Presiden mengatakan, dengan rampungnya hunian sementara tersebut, warga diharapkan tidak perlu lagi tinggal di tenda-tenda pengungsian. Pemerintah, kata dia, ingin memastikan masyarakat terdampak dapat segera tinggal di tempat yang lebih layak.
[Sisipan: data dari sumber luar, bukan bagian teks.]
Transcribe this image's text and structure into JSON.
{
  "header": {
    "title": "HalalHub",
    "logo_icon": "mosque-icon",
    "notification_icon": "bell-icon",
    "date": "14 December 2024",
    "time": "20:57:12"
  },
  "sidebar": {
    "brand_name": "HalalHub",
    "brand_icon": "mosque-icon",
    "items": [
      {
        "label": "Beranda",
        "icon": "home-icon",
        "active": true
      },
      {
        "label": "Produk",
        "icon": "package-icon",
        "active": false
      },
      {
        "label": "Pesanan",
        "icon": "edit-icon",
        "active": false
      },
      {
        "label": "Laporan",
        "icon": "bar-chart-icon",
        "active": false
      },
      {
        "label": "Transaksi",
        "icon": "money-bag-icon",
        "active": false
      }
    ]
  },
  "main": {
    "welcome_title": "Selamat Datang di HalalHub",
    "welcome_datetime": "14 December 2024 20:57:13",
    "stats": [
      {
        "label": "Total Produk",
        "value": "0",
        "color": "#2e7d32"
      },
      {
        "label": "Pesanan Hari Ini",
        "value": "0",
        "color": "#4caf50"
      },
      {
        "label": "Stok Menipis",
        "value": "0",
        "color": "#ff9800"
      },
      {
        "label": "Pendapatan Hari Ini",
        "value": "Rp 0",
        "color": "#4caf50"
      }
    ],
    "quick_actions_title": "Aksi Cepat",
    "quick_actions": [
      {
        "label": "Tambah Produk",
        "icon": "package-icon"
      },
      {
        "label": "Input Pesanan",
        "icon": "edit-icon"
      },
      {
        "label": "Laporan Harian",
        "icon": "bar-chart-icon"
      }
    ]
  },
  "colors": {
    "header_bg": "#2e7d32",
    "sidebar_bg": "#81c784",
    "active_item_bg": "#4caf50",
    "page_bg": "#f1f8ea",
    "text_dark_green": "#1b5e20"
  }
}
Setelah hunian sementara selesai dibangun, pemerintah juga akan melanjutkan pembangunan hunian tetap bagi warga terdampak bencana. Prabowo menyebut hunian tetap tersebut dirancang dengan kualitas yang baik serta ukuran yang memadai.
“Kemudian segera setelah itu kita akan membangun hunian tetap. Dilihat sudah cukup bagus kualitasnya, luasnya hunian tetap juga cukup lumayan besar, 70 meter persegi,” ujar Prabowo.
Dalam kesempatan itu, Kepala Negara menyampaikan apresiasi kepada seluruh pihak yang terlibat dalam penanganan bencana dan pemulihan kondisi di wilayah Agam. Menurut dia, aparat TNI dan Polri, Basarnas, serta jajaran pemerintah pusat dan daerah telah bekerja bersama secara bahu-membahu membantu masyarakat.
Presiden juga memuji semangat warga, termasuk para ibu dan anak-anak, yang tetap menyambut dirinya dengan hangat di tengah kondisi pascabencana.
Prabowo menegaskan pemerintah akan terus memantau situasi dan memikirkan langkah-langkah lanjutan guna memperbaiki kondisi kehidupan masyarakat terdampak.
“Kita mampu mengatasi semua bersama-sama. Kalian semua tidak sendiri, kita semua memikirkan setiap hari bagaimana kita bisa memperbaiki keadaan saudara-saudara,” ucap Presiden.
BACA JUGA:
Presiden Prabowo tiba di Sumatra Barat, Rabu, untuk meninjau kembali sejumlah wilayah terdampak banjir dan tanah longsor. Selain Kabupaten Agam, Presiden juga dijadwalkan meninjau lokasi bencana di Padang Pariaman dan Tanah Datar.